Dans sa salle de réunion, vendredi 12 décembre, l’Institut de recherche sur la politique, la gouvernance et la violence (Ebuteli) a organisé son premier atelier préparatoire de la phase deux Talatala+, axé sur la proposition de loi du député national Claude Misare, portant sur le service militaire obligatoire en RDC.
Placé sur le thème : « service militaire obligatoire en RDC : enjeux, faisabilité et perspectives citoyennes », cet atelier qui visait de clarifier les enjeux sécuritaires, juridiques, institutionnels et sociaux liés à ladite proposition de loi réintroduite à l’assemblée nationale, en enrichir l’état des lieux à partir des expériences et perceptions des participants et d'en formuler des pistes de propositions concrètes, avait réuni, outre les experts de Ebuteli, des hommes et des femmes issus de différentes structures.
Remontant l’historicité de l’armée congolaise, en mettant un accent sur la venue de l’AFDL de Laurent-Désiré Kabila, Nickson Kambale, expert au sein de Ebuteli, a souligné que la rébellion avait hérité d’une armée ayant cessé d’exister depuis les années 60, indiquant que Mobutu s’était concentré sur lui-même depuis l’avènement de la démocratie, privilégiant les ressortissants de sa communauté. Revenant sur la réforme de Mwando Simba père, qui voulait d’une armée avec autant de structures à son sein, M. Kambale estime que l’armée congolaise a une nature de structuration qui n’existe dans aucune organisation à travers le monde entier.

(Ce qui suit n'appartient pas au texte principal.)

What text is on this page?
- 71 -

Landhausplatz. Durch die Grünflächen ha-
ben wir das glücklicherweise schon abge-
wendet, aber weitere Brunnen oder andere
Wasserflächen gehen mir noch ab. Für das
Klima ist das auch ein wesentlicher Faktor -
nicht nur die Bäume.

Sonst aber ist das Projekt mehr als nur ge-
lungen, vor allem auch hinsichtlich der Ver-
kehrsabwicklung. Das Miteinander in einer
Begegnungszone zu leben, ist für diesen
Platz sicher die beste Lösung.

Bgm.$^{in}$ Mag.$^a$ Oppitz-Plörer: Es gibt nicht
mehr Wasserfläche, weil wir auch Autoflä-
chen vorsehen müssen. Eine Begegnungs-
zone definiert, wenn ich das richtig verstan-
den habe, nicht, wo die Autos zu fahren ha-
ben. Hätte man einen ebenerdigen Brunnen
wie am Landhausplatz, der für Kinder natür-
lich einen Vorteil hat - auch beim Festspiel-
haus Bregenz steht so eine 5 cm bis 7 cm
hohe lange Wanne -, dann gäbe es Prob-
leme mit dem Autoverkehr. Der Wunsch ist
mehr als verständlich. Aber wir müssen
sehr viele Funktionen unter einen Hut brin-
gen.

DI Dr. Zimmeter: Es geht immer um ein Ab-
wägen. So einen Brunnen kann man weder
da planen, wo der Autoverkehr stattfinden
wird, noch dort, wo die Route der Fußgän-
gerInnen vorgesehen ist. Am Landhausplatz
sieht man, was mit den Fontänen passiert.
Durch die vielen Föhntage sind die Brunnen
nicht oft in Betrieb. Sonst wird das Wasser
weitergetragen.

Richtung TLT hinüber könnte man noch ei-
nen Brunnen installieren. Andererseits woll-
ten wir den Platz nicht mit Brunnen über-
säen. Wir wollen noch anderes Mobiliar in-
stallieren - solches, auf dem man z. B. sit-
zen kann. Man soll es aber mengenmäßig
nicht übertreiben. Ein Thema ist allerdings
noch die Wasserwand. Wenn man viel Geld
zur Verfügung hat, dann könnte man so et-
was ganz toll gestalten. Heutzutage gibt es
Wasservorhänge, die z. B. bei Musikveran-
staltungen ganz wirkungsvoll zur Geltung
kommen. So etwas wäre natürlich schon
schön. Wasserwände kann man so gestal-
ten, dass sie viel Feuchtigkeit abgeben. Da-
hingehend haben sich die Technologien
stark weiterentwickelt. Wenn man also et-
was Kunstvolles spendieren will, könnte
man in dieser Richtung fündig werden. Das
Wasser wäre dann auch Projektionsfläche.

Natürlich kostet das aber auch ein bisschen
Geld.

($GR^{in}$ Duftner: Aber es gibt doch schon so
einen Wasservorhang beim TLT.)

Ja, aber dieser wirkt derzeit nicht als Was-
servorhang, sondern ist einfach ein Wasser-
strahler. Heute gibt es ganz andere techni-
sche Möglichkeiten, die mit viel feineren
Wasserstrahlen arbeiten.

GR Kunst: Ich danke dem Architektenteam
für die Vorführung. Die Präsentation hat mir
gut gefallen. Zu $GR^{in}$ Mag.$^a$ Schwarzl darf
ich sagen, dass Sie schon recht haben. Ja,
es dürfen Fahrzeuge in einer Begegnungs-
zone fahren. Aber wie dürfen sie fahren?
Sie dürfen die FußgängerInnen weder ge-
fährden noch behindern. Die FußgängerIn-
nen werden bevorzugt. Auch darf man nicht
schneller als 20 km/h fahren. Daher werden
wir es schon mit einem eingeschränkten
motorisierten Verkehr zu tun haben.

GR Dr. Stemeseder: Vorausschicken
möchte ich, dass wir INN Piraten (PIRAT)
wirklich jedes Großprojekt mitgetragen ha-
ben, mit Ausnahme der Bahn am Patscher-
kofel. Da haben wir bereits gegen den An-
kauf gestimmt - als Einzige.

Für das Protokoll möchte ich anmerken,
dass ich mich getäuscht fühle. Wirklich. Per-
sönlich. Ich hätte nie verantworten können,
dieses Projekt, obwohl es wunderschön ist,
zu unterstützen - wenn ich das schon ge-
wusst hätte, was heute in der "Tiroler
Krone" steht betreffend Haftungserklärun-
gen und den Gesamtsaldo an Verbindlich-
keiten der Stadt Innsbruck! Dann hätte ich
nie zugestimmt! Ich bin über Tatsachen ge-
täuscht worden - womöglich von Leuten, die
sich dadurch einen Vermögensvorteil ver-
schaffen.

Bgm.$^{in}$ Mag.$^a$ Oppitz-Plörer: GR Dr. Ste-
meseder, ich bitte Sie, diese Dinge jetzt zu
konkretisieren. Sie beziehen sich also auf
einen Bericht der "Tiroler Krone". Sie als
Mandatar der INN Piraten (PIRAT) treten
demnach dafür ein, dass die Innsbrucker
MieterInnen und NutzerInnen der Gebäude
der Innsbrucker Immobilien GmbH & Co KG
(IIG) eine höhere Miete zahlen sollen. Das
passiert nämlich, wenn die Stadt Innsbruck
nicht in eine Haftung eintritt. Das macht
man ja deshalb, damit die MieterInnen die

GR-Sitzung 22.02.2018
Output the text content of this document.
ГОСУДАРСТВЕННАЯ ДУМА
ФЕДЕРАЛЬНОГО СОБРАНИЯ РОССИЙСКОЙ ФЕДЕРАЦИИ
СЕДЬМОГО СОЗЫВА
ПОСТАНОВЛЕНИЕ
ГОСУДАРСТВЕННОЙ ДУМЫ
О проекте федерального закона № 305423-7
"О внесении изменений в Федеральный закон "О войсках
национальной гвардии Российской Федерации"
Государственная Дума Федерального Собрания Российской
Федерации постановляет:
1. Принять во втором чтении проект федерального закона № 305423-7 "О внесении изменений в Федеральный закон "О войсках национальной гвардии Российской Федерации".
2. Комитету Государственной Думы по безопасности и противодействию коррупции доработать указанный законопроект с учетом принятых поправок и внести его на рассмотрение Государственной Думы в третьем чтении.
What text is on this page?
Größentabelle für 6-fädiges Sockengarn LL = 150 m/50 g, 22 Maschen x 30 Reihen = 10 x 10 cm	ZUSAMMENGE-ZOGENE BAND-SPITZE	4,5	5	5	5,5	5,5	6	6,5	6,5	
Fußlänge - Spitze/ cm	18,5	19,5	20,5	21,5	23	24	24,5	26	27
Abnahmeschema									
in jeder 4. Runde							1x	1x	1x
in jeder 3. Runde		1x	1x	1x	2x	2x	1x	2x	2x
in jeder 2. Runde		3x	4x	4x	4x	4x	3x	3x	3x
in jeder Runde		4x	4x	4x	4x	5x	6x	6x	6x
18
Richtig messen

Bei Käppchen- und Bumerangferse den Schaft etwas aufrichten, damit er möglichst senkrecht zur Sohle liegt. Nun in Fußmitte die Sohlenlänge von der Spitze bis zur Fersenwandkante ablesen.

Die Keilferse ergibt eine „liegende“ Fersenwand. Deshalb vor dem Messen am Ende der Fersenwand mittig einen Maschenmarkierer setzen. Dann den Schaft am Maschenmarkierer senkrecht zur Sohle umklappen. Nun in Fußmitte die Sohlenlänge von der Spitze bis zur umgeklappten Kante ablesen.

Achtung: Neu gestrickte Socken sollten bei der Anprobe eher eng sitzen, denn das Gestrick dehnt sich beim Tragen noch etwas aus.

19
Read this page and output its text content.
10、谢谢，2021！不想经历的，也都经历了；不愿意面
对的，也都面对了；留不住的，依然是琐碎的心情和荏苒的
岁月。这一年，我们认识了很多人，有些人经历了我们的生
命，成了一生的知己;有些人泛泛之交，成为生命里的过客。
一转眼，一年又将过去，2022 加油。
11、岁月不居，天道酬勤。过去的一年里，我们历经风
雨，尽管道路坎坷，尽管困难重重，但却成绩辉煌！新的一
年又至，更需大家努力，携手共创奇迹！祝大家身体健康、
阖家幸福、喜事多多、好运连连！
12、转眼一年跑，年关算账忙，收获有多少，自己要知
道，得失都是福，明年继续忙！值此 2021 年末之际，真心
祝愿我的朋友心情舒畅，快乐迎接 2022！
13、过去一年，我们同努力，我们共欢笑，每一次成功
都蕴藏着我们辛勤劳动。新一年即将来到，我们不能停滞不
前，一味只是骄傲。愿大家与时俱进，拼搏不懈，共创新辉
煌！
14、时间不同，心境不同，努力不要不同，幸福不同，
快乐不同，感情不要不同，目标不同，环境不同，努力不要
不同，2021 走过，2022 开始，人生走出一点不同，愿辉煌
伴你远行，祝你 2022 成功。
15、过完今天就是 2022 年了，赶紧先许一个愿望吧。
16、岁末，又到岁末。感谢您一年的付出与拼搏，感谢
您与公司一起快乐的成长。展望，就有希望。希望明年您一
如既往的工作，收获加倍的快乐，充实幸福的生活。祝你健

« Avec ce type d’armée, comment pouvons-nous encourager de loi pareille et avoir un service militaire obligatoire ? », s’est-il interrogé, avant d’ajouter : « le document de politique de la défense, c’est le premier que nous avons en 1960. On doit avoir aussi la doctrine de la défense et la stratégie de la défense. Ces deux documents n’existent pas jusqu’à ce jour. Comment peut-on prétendre élaborer une loi sur le service militaire obligatoire quand la structure elle-même n’existe pas? », regrettant que la loi sur la programmation militaire souffre de quotité budgétaire annuelle.
D’après Chantal Faida, écrivaine et actrice politique, les autorités doivent sonner le glas de la pratique dite « poissons pourris », révélé par Nicaise Kibel’Bel dans son ouvrage intitulé : « balkanisation de la RDC : mythe et réalité », dans lequel il a démontré que les officiers militaires Congolais qui sont payés et reconnus ainsi que leurs effectifs, ne reflètent pas la réalité. Citant l'auteur, Chantal Faida affirme qu’il y a environ 20% de policiers congolais actifs mais qui ne sont pas rémunérés, non pas parce qu'il y a pas daghen, mais à dessein. L’argent de ces 20% d’hommes en uniforme prend en charge d’autres éléments au sein des FARDC venus du Rwanda.
« Donc ces militaires prennent de l’argent des autres qui sont actifs, qui s’épuisent, qui donnent beaucoup à la nation mais ne sont pas pris en charge. Et au finish, ils vandalisent la population, ils commencent à vivre sur le dos de cette dernière », a-t-elle déclaré, appelant le député Claude Misare à comprendre au préalable l’état de lieu des militaires sur le front.
Yves Diabikulia, chercheur à l’observatoire congolais de suivi des activités de la police et services de renseignements estime, pour sa part, que la proposition de loi sur le service militaire obligatoire devrait prendre en compte la dimension des textes existants, relatifs à l’organisation des FARDC, aux réserves, aux carrières et à la mobilisation citoyenne et populaire.
Comme Nickson Kambale, M. Yves reconnaît tout aussi que le pays est dépourvu d’une doctrine claire et nette, surtout écrite et codée, laquelle doit permettre à ce que toutes les initiatives aient un lien direct avec celle-ci, susceptible d’être muée en ligne stratégique, opérative et tactique.
« Donc, sans cette doctrine existante, on peut faire des lois, mais qui peuvent juste s’opposer et se contredire entre elles et, parfois, reprendre les mêmes thématiques. Et ainsi, on n’aura pas l’efficacité sur des questions auxquelles on veut donner des réponses », explique-t-il, mettant en avant des réformes de l’appareil militaire, policier et des renseignements avant tout.
Lors des échanges, les participants se sont convenus de l'impératif de renforcer l'armée à travers notamment ce service militaire obligatoire garanti par la constitution du 18 février 2006 en son article 63, au regard des menaces des armées étrangères dont le RDF. Ils ont, par contre, relevé la ruine des centres de formation militaire à travers le pays, et la répulsion que les FARDC inspirent, à cause notamment de salaire dérisoire et de tant d'autres pratiques qui portent atteinte à son image.